Apple’s iPhone seems to have shipped with some unknown hardware features which were then uncovered by hackers who found a way to exploit them in highly destructive zero-click attacks.
A new report from Kaspersky has outlined how roughly five years ago, it discovered a unique spyware targeting iPhone devices. They named the campaign “Operation Triangulation”, and after reverse-engineering the spyware and breaking down the campaign, Kaspersky found that the attackers chained four vulnerabilities to mount zero-click attacks.
As the name suggests, these attacks require no interaction from the victim’s side and can be used to steal sensitive data from the endpoint, run code remotely, or completely take over the device.
Zero click attacks
The four vulnerabilities being chained are tracked as CVE-2023-41990, CVE-2023-32434, CVE-2023-32435, and CVE-2023-38606. It’s the latter that’s particularly interesting because it targets MMIO (memory-mapped I/O) registers in Apple A12-A16 Bionic processors which are not listed in the DeviceTree.

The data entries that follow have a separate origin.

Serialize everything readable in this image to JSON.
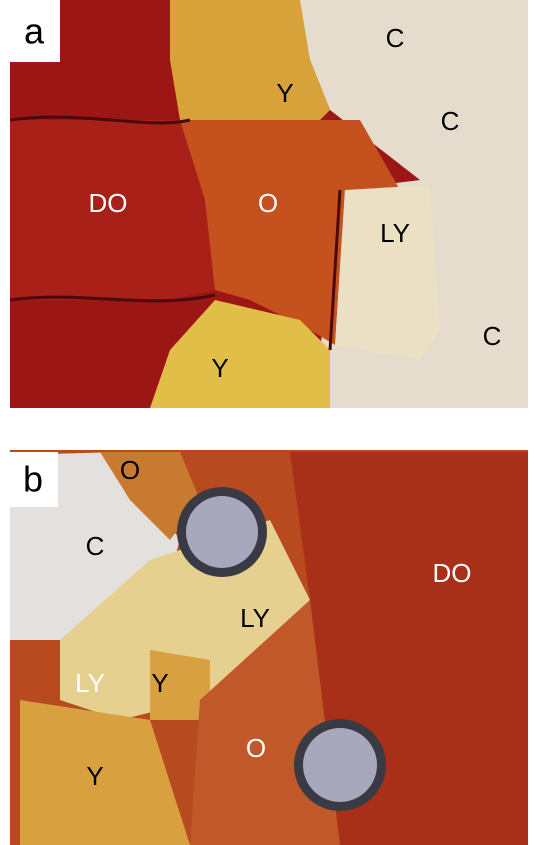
{
  "panels": [
    {
      "label": "a",
      "annotations": [
        "C",
        "Y",
        "C",
        "DO",
        "O",
        "LY",
        "C",
        "Y"
      ]
    },
    {
      "label": "b",
      "annotations": [
        "O",
        "C",
        "DO",
        "LY",
        "LY",
        "Y",
        "O",
        "Y"
      ]
    }
  ]
}
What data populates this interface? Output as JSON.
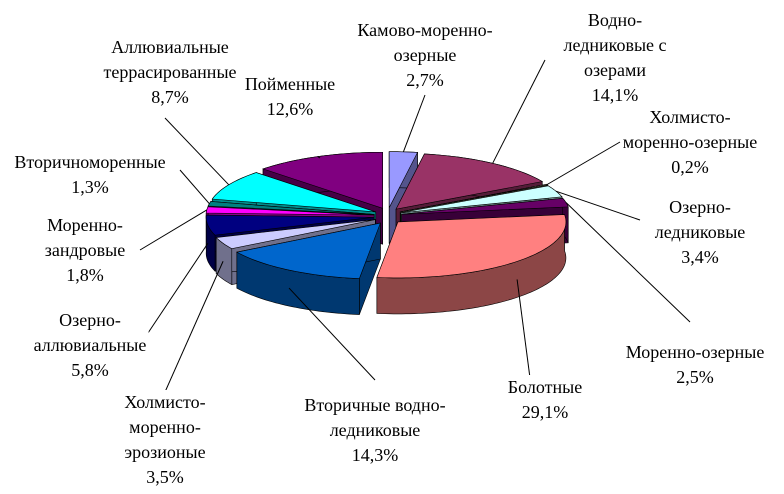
{
  "chart_data": {
    "type": "pie",
    "categories": [
      "Камово-моренно-\nозерные",
      "Водно-\nледниковые с\nозерами",
      "Холмисто-\nморенно-озерные",
      "Озерно-\nледниковые",
      "Моренно-озерные",
      "Болотные",
      "Вторичные водно-\nледниковые",
      "Холмисто-\nморенно-\nэрозионые",
      "Озерно-\nаллювиальные",
      "Моренно-\nзандровые",
      "Вторичноморенные",
      "Аллювиальные\nтеррасированные",
      "Пойменные"
    ],
    "values": [
      2.7,
      14.1,
      0.2,
      3.4,
      2.5,
      29.1,
      14.3,
      3.5,
      5.8,
      1.8,
      1.3,
      8.7,
      12.6
    ],
    "value_labels": [
      "2,7%",
      "14,1%",
      "0,2%",
      "3,4%",
      "2,5%",
      "29,1%",
      "14,3%",
      "3,5%",
      "5,8%",
      "1,8%",
      "1,3%",
      "8,7%",
      "12,6%"
    ],
    "colors": [
      "#9999ff",
      "#993366",
      "#ffffcc",
      "#ccffff",
      "#660066",
      "#ff8080",
      "#0066cc",
      "#ccccff",
      "#000080",
      "#ff00ff",
      "#008080",
      "#00ffff",
      "#800080"
    ]
  }
}
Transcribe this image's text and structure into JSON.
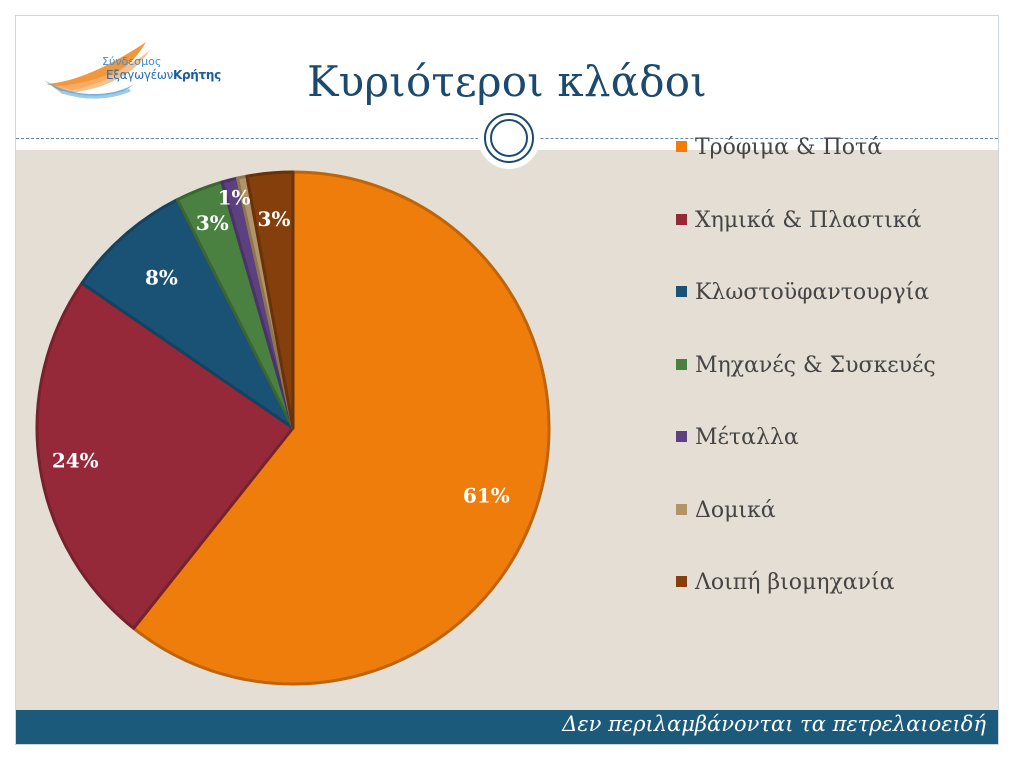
{
  "header": {
    "title": "Κυριότεροι κλάδοι",
    "logo_line1": "Σύνδεσμος",
    "logo_line2_a": "Εξαγωγέων",
    "logo_line2_b": "Κρήτης"
  },
  "footer": {
    "note": "Δεν περιλαμβάνονται τα πετρελαιοειδή"
  },
  "chart_data": {
    "type": "pie",
    "title": "",
    "legend_position": "right",
    "categories": [
      "Τρόφιμα & Ποτά",
      "Χημικά & Πλαστικά",
      "Κλωστοϋφαντουργία",
      "Μηχανές & Συσκευές",
      "Μέταλλα",
      "Δομικά",
      "Λοιπή βιομηχανία"
    ],
    "values": [
      61,
      24,
      8,
      3,
      1,
      0.6,
      2.9
    ],
    "data_labels": [
      "61%",
      "24%",
      "8%",
      "3%",
      "1%",
      "",
      "3%"
    ],
    "colors": [
      "#ee7d0b",
      "#95293a",
      "#1a5276",
      "#4a8040",
      "#5d4080",
      "#b39466",
      "#843f0c"
    ]
  }
}
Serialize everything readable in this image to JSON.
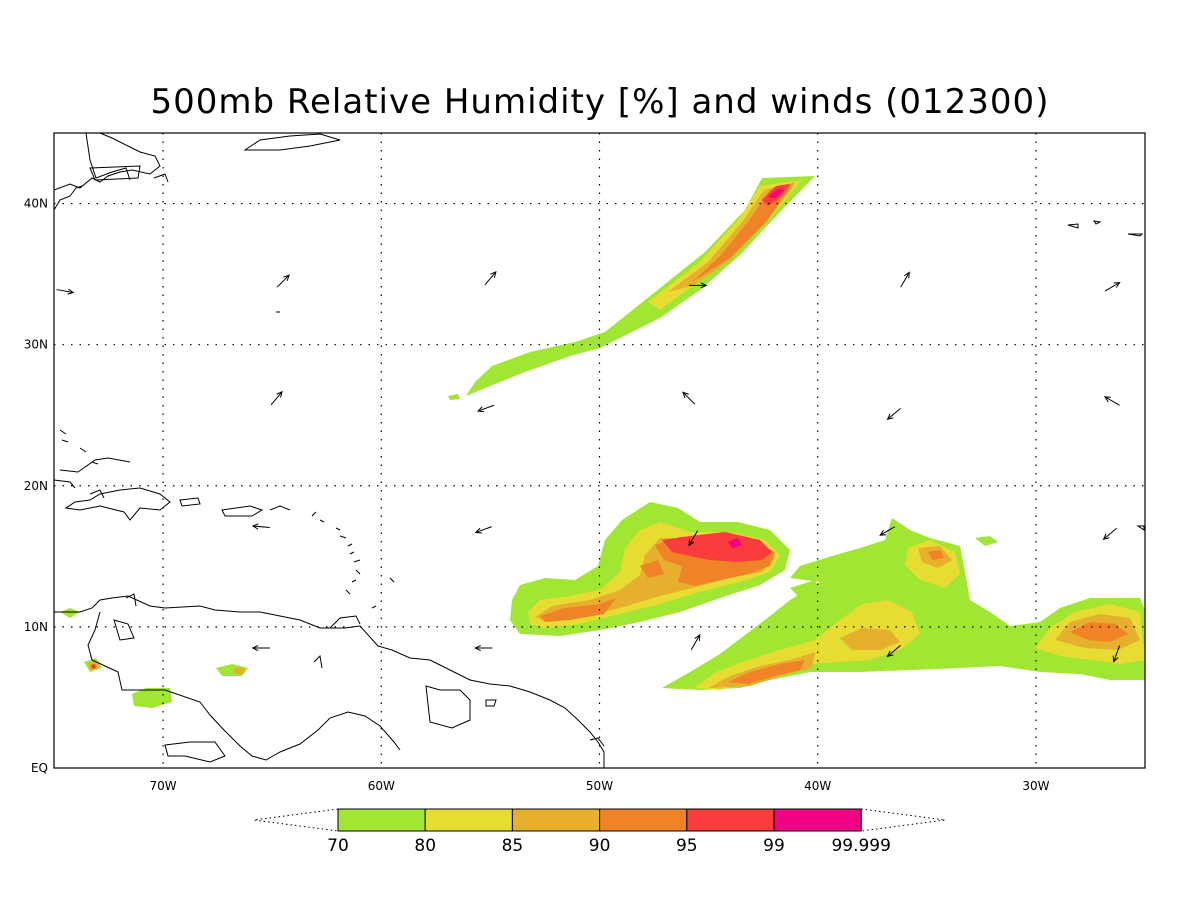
{
  "title": "500mb Relative Humidity [%] and winds (012300)",
  "map": {
    "lon_min": -75,
    "lon_max": -25,
    "lat_min": 0,
    "lat_max": 45,
    "lat_ticks": [
      {
        "value": 0,
        "label": "EQ"
      },
      {
        "value": 10,
        "label": "10N"
      },
      {
        "value": 20,
        "label": "20N"
      },
      {
        "value": 30,
        "label": "30N"
      },
      {
        "value": 40,
        "label": "40N"
      }
    ],
    "lon_ticks": [
      {
        "value": -70,
        "label": "70W"
      },
      {
        "value": -60,
        "label": "60W"
      },
      {
        "value": -50,
        "label": "50W"
      },
      {
        "value": -40,
        "label": "40W"
      },
      {
        "value": -30,
        "label": "30W"
      }
    ]
  },
  "colorbar": {
    "bins": [
      {
        "color": "#a0e632"
      },
      {
        "color": "#e6dc32"
      },
      {
        "color": "#e6af2d"
      },
      {
        "color": "#f08228"
      },
      {
        "color": "#fa3c3c"
      },
      {
        "color": "#f00082"
      }
    ],
    "labels": [
      "70",
      "80",
      "85",
      "90",
      "95",
      "99",
      "99.999"
    ]
  },
  "wind_vectors": [
    {
      "lon": -64.5,
      "lat": 34.5,
      "dir": 45
    },
    {
      "lon": -55,
      "lat": 34.7,
      "dir": 40
    },
    {
      "lon": -45.5,
      "lat": 34.2,
      "dir": 90
    },
    {
      "lon": -36,
      "lat": 34.6,
      "dir": 30
    },
    {
      "lon": -26.5,
      "lat": 34.1,
      "dir": 60
    },
    {
      "lon": -74.5,
      "lat": 33.8,
      "dir": 100
    },
    {
      "lon": -64.8,
      "lat": 26.2,
      "dir": 40
    },
    {
      "lon": -55.2,
      "lat": 25.5,
      "dir": 250
    },
    {
      "lon": -45.9,
      "lat": 26.2,
      "dir": 315
    },
    {
      "lon": -36.5,
      "lat": 25.1,
      "dir": 230
    },
    {
      "lon": -26.5,
      "lat": 26,
      "dir": 300
    },
    {
      "lon": -65.5,
      "lat": 17.1,
      "dir": 275
    },
    {
      "lon": -55.3,
      "lat": 16.9,
      "dir": 250
    },
    {
      "lon": -45.7,
      "lat": 16.3,
      "dir": 210
    },
    {
      "lon": -36.8,
      "lat": 16.8,
      "dir": 240
    },
    {
      "lon": -26.6,
      "lat": 16.6,
      "dir": 230
    },
    {
      "lon": -65.5,
      "lat": 8.5,
      "dir": 270
    },
    {
      "lon": -55.3,
      "lat": 8.5,
      "dir": 270
    },
    {
      "lon": -45.6,
      "lat": 8.9,
      "dir": 30
    },
    {
      "lon": -36.5,
      "lat": 8.3,
      "dir": 230
    },
    {
      "lon": -26.3,
      "lat": 8.1,
      "dir": 200
    }
  ]
}
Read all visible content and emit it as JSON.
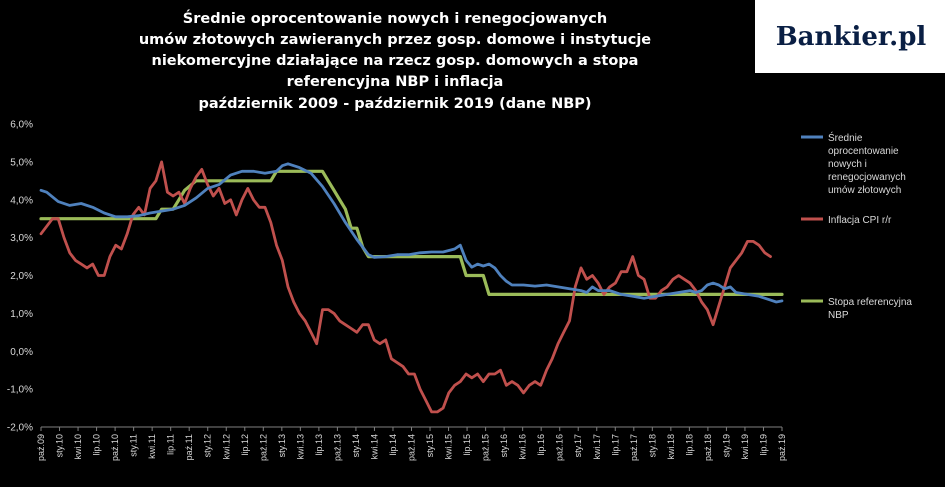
{
  "logo": {
    "text": "Bankier.pl"
  },
  "chart_data": {
    "type": "line",
    "title_lines": [
      "Średnie oprocentowanie nowych i renegocjowanych",
      "umów złotowych zawieranych przez gosp. domowe i instytucje",
      "niekomercyjne działające na rzecz gosp. domowych a stopa",
      "referencyjna NBP i inflacja",
      "październik 2009 - październik 2019 (dane NBP)"
    ],
    "x_start": "paź.09",
    "x_end": "paź.19",
    "n_points": 121,
    "x_tick_labels": [
      "paź.09",
      "sty.10",
      "kwi.10",
      "lip.10",
      "paź.10",
      "sty.11",
      "kwi.11",
      "lip.11",
      "paź.11",
      "sty.12",
      "kwi.12",
      "lip.12",
      "paź.12",
      "sty.13",
      "kwi.13",
      "lip.13",
      "paź.13",
      "sty.14",
      "kwi.14",
      "lip.14",
      "paź.14",
      "sty.15",
      "kwi.15",
      "lip.15",
      "paź.15",
      "sty.16",
      "kwi.16",
      "lip.16",
      "paź.16",
      "sty.17",
      "kwi.17",
      "lip.17",
      "paź.17",
      "sty.18",
      "kwi.18",
      "lip.18",
      "paź.18",
      "sty.19",
      "kwi.19",
      "lip.19",
      "paź.19"
    ],
    "y_ticks": [
      "-2,0%",
      "-1,0%",
      "0,0%",
      "1,0%",
      "2,0%",
      "3,0%",
      "4,0%",
      "5,0%",
      "6,0%"
    ],
    "ylim": [
      -2,
      6
    ],
    "grid": false,
    "legend_position": "right",
    "series": [
      {
        "name": "Średnie oprocentowanie nowych i renegocjowanych umów złotowych",
        "color": "#4f81bd",
        "anchors": [
          [
            0,
            4.25
          ],
          [
            1,
            4.2
          ],
          [
            3,
            3.95
          ],
          [
            5,
            3.85
          ],
          [
            7,
            3.9
          ],
          [
            9,
            3.8
          ],
          [
            11,
            3.65
          ],
          [
            13,
            3.55
          ],
          [
            15,
            3.55
          ],
          [
            17,
            3.58
          ],
          [
            19,
            3.65
          ],
          [
            21,
            3.7
          ],
          [
            23,
            3.75
          ],
          [
            25,
            3.85
          ],
          [
            27,
            4.05
          ],
          [
            29,
            4.3
          ],
          [
            31,
            4.4
          ],
          [
            33,
            4.65
          ],
          [
            35,
            4.75
          ],
          [
            37,
            4.75
          ],
          [
            39,
            4.7
          ],
          [
            41,
            4.75
          ],
          [
            42,
            4.9
          ],
          [
            43,
            4.95
          ],
          [
            44,
            4.9
          ],
          [
            45,
            4.85
          ],
          [
            47,
            4.7
          ],
          [
            49,
            4.35
          ],
          [
            51,
            3.9
          ],
          [
            53,
            3.4
          ],
          [
            55,
            2.95
          ],
          [
            57,
            2.55
          ],
          [
            58,
            2.48
          ],
          [
            60,
            2.5
          ],
          [
            62,
            2.55
          ],
          [
            64,
            2.55
          ],
          [
            66,
            2.6
          ],
          [
            68,
            2.62
          ],
          [
            70,
            2.62
          ],
          [
            72,
            2.7
          ],
          [
            73,
            2.8
          ],
          [
            74,
            2.4
          ],
          [
            75,
            2.22
          ],
          [
            76,
            2.3
          ],
          [
            77,
            2.25
          ],
          [
            78,
            2.3
          ],
          [
            79,
            2.2
          ],
          [
            80,
            2.0
          ],
          [
            81,
            1.85
          ],
          [
            82,
            1.75
          ],
          [
            84,
            1.75
          ],
          [
            86,
            1.72
          ],
          [
            88,
            1.75
          ],
          [
            90,
            1.7
          ],
          [
            92,
            1.65
          ],
          [
            94,
            1.6
          ],
          [
            95,
            1.55
          ],
          [
            96,
            1.7
          ],
          [
            97,
            1.6
          ],
          [
            99,
            1.6
          ],
          [
            101,
            1.5
          ],
          [
            103,
            1.45
          ],
          [
            105,
            1.4
          ],
          [
            107,
            1.45
          ],
          [
            109,
            1.5
          ],
          [
            111,
            1.55
          ],
          [
            113,
            1.6
          ],
          [
            114,
            1.55
          ],
          [
            115,
            1.6
          ],
          [
            116,
            1.75
          ],
          [
            117,
            1.8
          ],
          [
            118,
            1.75
          ],
          [
            119,
            1.65
          ],
          [
            120,
            1.7
          ],
          [
            121,
            1.55
          ],
          [
            123,
            1.5
          ],
          [
            125,
            1.45
          ],
          [
            127,
            1.35
          ],
          [
            128,
            1.3
          ],
          [
            129,
            1.33
          ]
        ]
      },
      {
        "name": "Inflacja CPI r/r",
        "color": "#c0504d",
        "anchors": [
          [
            0,
            3.1
          ],
          [
            1,
            3.3
          ],
          [
            2,
            3.5
          ],
          [
            3,
            3.5
          ],
          [
            4,
            3.0
          ],
          [
            5,
            2.6
          ],
          [
            6,
            2.4
          ],
          [
            7,
            2.3
          ],
          [
            8,
            2.2
          ],
          [
            9,
            2.3
          ],
          [
            10,
            2.0
          ],
          [
            11,
            2.0
          ],
          [
            12,
            2.5
          ],
          [
            13,
            2.8
          ],
          [
            14,
            2.7
          ],
          [
            15,
            3.1
          ],
          [
            16,
            3.6
          ],
          [
            17,
            3.8
          ],
          [
            18,
            3.6
          ],
          [
            19,
            4.3
          ],
          [
            20,
            4.5
          ],
          [
            21,
            5.0
          ],
          [
            22,
            4.2
          ],
          [
            23,
            4.1
          ],
          [
            24,
            4.2
          ],
          [
            25,
            3.9
          ],
          [
            26,
            4.3
          ],
          [
            27,
            4.6
          ],
          [
            28,
            4.8
          ],
          [
            29,
            4.4
          ],
          [
            30,
            4.1
          ],
          [
            31,
            4.3
          ],
          [
            32,
            3.9
          ],
          [
            33,
            4.0
          ],
          [
            34,
            3.6
          ],
          [
            35,
            4.0
          ],
          [
            36,
            4.3
          ],
          [
            37,
            4.0
          ],
          [
            38,
            3.8
          ],
          [
            39,
            3.8
          ],
          [
            40,
            3.4
          ],
          [
            41,
            2.8
          ],
          [
            42,
            2.4
          ],
          [
            43,
            1.7
          ],
          [
            44,
            1.3
          ],
          [
            45,
            1.0
          ],
          [
            46,
            0.8
          ],
          [
            47,
            0.5
          ],
          [
            48,
            0.2
          ],
          [
            49,
            1.1
          ],
          [
            50,
            1.1
          ],
          [
            51,
            1.0
          ],
          [
            52,
            0.8
          ],
          [
            53,
            0.7
          ],
          [
            54,
            0.6
          ],
          [
            55,
            0.5
          ],
          [
            56,
            0.7
          ],
          [
            57,
            0.7
          ],
          [
            58,
            0.3
          ],
          [
            59,
            0.2
          ],
          [
            60,
            0.3
          ],
          [
            61,
            -0.2
          ],
          [
            62,
            -0.3
          ],
          [
            63,
            -0.4
          ],
          [
            64,
            -0.6
          ],
          [
            65,
            -0.6
          ],
          [
            66,
            -1.0
          ],
          [
            67,
            -1.3
          ],
          [
            68,
            -1.6
          ],
          [
            69,
            -1.6
          ],
          [
            70,
            -1.5
          ],
          [
            71,
            -1.1
          ],
          [
            72,
            -0.9
          ],
          [
            73,
            -0.8
          ],
          [
            74,
            -0.6
          ],
          [
            75,
            -0.7
          ],
          [
            76,
            -0.6
          ],
          [
            77,
            -0.8
          ],
          [
            78,
            -0.6
          ],
          [
            79,
            -0.6
          ],
          [
            80,
            -0.5
          ],
          [
            81,
            -0.9
          ],
          [
            82,
            -0.8
          ],
          [
            83,
            -0.9
          ],
          [
            84,
            -1.1
          ],
          [
            85,
            -0.9
          ],
          [
            86,
            -0.8
          ],
          [
            87,
            -0.9
          ],
          [
            88,
            -0.5
          ],
          [
            89,
            -0.2
          ],
          [
            90,
            0.2
          ],
          [
            91,
            0.5
          ],
          [
            92,
            0.8
          ],
          [
            93,
            1.7
          ],
          [
            94,
            2.2
          ],
          [
            95,
            1.9
          ],
          [
            96,
            2.0
          ],
          [
            97,
            1.8
          ],
          [
            98,
            1.5
          ],
          [
            99,
            1.7
          ],
          [
            100,
            1.8
          ],
          [
            101,
            2.1
          ],
          [
            102,
            2.1
          ],
          [
            103,
            2.5
          ],
          [
            104,
            2.0
          ],
          [
            105,
            1.9
          ],
          [
            106,
            1.4
          ],
          [
            107,
            1.4
          ],
          [
            108,
            1.6
          ],
          [
            109,
            1.7
          ],
          [
            110,
            1.9
          ],
          [
            111,
            2.0
          ],
          [
            112,
            1.9
          ],
          [
            113,
            1.8
          ],
          [
            114,
            1.6
          ],
          [
            115,
            1.3
          ],
          [
            116,
            1.1
          ],
          [
            117,
            0.7
          ],
          [
            118,
            1.2
          ],
          [
            119,
            1.7
          ],
          [
            120,
            2.2
          ],
          [
            121,
            2.4
          ],
          [
            122,
            2.6
          ],
          [
            123,
            2.9
          ],
          [
            124,
            2.9
          ],
          [
            125,
            2.8
          ],
          [
            126,
            2.6
          ],
          [
            127,
            2.5
          ]
        ]
      },
      {
        "name": "Stopa referencyjna NBP",
        "color": "#9bbb59",
        "anchors": [
          [
            0,
            3.5
          ],
          [
            20,
            3.5
          ],
          [
            21,
            3.75
          ],
          [
            23,
            3.75
          ],
          [
            24,
            4.0
          ],
          [
            25,
            4.25
          ],
          [
            27,
            4.5
          ],
          [
            40,
            4.5
          ],
          [
            41,
            4.75
          ],
          [
            49,
            4.75
          ],
          [
            50,
            4.5
          ],
          [
            51,
            4.25
          ],
          [
            52,
            4.0
          ],
          [
            53,
            3.75
          ],
          [
            54,
            3.25
          ],
          [
            55,
            3.25
          ],
          [
            56,
            2.75
          ],
          [
            57,
            2.5
          ],
          [
            73,
            2.5
          ],
          [
            74,
            2.0
          ],
          [
            77,
            2.0
          ],
          [
            78,
            1.5
          ],
          [
            129,
            1.5
          ]
        ]
      }
    ]
  }
}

“If we try to describe this feature and how the attackers took advantage of it, it all comes down to this: they are able to write data to a certain physical address while bypassing the hardware-based memory protection by writing the data, destination address, and data hash to unknown hardware registers of the chip unused by the firmware,” Kaspersky said in its report.
Right now, no one knows how or why these features ended up in the commercial version of the device. BleepingComputer reports that Russia’s intelligence service (FSB) accused Apple of building a backdoor for the NSA to use against the Russian government and embassy staff. It also speculated that the features were left out by mistake, and used in the development phase for debugging or hardware testing.
In any case, Apple addressed the issue by updating the device tree to restrict physical address mapping.
TechRadar Pro has contacted Apple for comment.